Когда произошла первая Февральская революция, дед мой все еще работал лоцманом на пароме «Байкал», а отец трудился на КВЖД — был инженером-путейцем в городе Куаньчен на стыке между КВЖД и ЮМЖД (это тот южный участок дороги, который у нас по итогам русско-японской отняли японцы). Там в свое время устроили технический цирк: мы построили КВЖД по нашим правилам, и там была колея по русским стандартам. Когда японцы захватили ЮМЖД, то они сперва перешили ее на японский стандарт, а потом переделали на международный, чтобы связать ее с остальными дорогами в Китае. Поэтому от нас до Куаньчена была наша колея, а от Чанчуня, где уже были японцы, дальше на юг шла колея китайская. А на участке между Куаньченом и Чанчунем договорились очень странно: наша колея от Куаньчена в Чанчунь была нашей ширины, а в обратную сторону из Чаньчуня в Куаньчен ширина у колеи была китайской. Это вызывало сильную путаницу и проблемы с ремонтом, ибо если надо было починить любой из путей, то менять колесные пары приходилось не там, где обычно, и поэтому весь этот перегон выглядел сплошным «цирком с конями, слонами и верблюдами». Зато отец при этом мог очень часто общаться с японцами и при этом быть руководителем Куаньченского райкома коммунистической партии. Китая, разумеется, так как такое было у него партийное задание.

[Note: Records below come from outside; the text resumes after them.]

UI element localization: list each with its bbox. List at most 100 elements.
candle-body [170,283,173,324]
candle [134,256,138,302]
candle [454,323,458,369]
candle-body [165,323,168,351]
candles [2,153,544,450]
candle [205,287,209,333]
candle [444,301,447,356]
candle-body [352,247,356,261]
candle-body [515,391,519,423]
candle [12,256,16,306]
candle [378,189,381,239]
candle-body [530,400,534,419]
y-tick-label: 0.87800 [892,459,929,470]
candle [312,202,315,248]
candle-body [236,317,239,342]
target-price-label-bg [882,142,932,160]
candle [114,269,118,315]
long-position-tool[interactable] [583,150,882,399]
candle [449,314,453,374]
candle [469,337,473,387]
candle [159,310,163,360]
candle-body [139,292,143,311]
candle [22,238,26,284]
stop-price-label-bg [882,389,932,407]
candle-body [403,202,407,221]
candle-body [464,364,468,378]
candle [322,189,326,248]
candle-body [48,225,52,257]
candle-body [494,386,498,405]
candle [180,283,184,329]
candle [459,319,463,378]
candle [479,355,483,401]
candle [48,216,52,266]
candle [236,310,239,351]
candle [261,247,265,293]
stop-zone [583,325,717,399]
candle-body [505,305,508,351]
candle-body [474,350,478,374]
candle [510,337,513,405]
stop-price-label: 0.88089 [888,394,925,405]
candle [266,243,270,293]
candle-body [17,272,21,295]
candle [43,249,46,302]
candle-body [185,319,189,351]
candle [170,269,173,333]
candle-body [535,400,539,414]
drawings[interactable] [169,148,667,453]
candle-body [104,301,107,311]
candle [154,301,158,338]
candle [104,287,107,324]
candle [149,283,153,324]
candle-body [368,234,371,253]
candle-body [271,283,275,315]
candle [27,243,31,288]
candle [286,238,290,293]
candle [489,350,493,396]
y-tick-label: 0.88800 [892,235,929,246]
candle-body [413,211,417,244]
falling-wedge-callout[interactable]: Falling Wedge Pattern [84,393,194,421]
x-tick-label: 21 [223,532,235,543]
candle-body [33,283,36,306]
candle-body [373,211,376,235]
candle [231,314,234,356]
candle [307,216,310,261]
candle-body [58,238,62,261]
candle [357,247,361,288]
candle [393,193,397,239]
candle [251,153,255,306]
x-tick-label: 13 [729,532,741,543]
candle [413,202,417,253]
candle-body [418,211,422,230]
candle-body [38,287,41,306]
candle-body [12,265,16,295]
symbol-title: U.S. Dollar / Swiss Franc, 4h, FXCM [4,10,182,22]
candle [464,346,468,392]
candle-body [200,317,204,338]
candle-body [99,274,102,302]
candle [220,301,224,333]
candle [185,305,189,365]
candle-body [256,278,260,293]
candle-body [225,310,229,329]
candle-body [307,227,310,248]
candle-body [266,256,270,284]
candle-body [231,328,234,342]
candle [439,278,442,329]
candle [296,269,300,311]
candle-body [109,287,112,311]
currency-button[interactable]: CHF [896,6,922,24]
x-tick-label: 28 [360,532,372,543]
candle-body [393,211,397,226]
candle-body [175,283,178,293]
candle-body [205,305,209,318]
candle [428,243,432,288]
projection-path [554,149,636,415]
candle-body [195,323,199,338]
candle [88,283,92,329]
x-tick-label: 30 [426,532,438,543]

Это было в последний раз, когда дед получил от отца весточку. Тот написал с оказией, что по решению местной партийной ячейки — в знак поддержки Октябрьской революции они берут власть в Куанчене в свои руки. Он написал это, а на другой день в Куанчене были японцы. Кого-то из коммунистов поймали, и сразу отрубили им головы, а кто-то бежал в Харбин, где тоже объявили советскую власть, а «заамурский губернатор» Хорват в те дни растерялся и не знал, что ему делать. Но через две недели по приказу американских советников он уже просил китайского генерала Чжан Цзолиня войти в Харбин и подавить революцию. По рассказам, отца китайцы схватили и вместе с другими приговорили к смертной казни, но сам Чжан Цзолинь его вскоре помиловал. У китайцев не было своих инженеров для железной дороги, а русским они не шибко-то верили. Поэтому русских членов харбинского ревсовета они повесили, а азиатов всех отпустили, и по совету товарищей на допросе отец сказал генералу, что принял участие в революции — потому что напали японцы, а люди Хорвата перепугались и сдали Куаньчен самураям. Вот он и восстал в Харбине против Хорвата, ибо тот в миг наступления самураев сопли жевал и вместо обороны принялся вывозить во Владивосток свои шмотки. Тогда Чжан Цзолинь его не просто отпустил, но поблагодарил за оборону Харбина против японцев, обласкал, принял к себе на службу и сделал начальником над китайской паровозной бригадой. Ибо образованных инженеров-путейцев у китайцев тогда вообще не было. Так в «Хорватии» началось двоевластие — денежными делами на КВЖД по-прежнему занимался Хорват, а военные силы и средства были у генерала Чжан Цзолиня, который в те дни отбил наступление японцев на Харбин и даже снова занял Куаньчен после трех дней осады и перестрелки. И у Хорвата, и у Цзолиня при этом был один и тот же хозяин — американский наместник, но в те дни американцы разуверились в Хорвате. Тот был умный правитель и хороший хозяин, но — не боец. Сперва он испугался горстки красных в Харбине, а потом два полка у него побежали по приходу японского кавбата в Куаньчен. Вот и вся правда про «хорватскую армию», на кого в грядущем переделе Азии американцы так наивно рассчитывали. Поэтому с того дня они перестали давать деньги на армию Хорвату, а стали вооружать Чжан Цзолиня, который с плохою и необученной армией все же выбил японцев из захваченного ими города.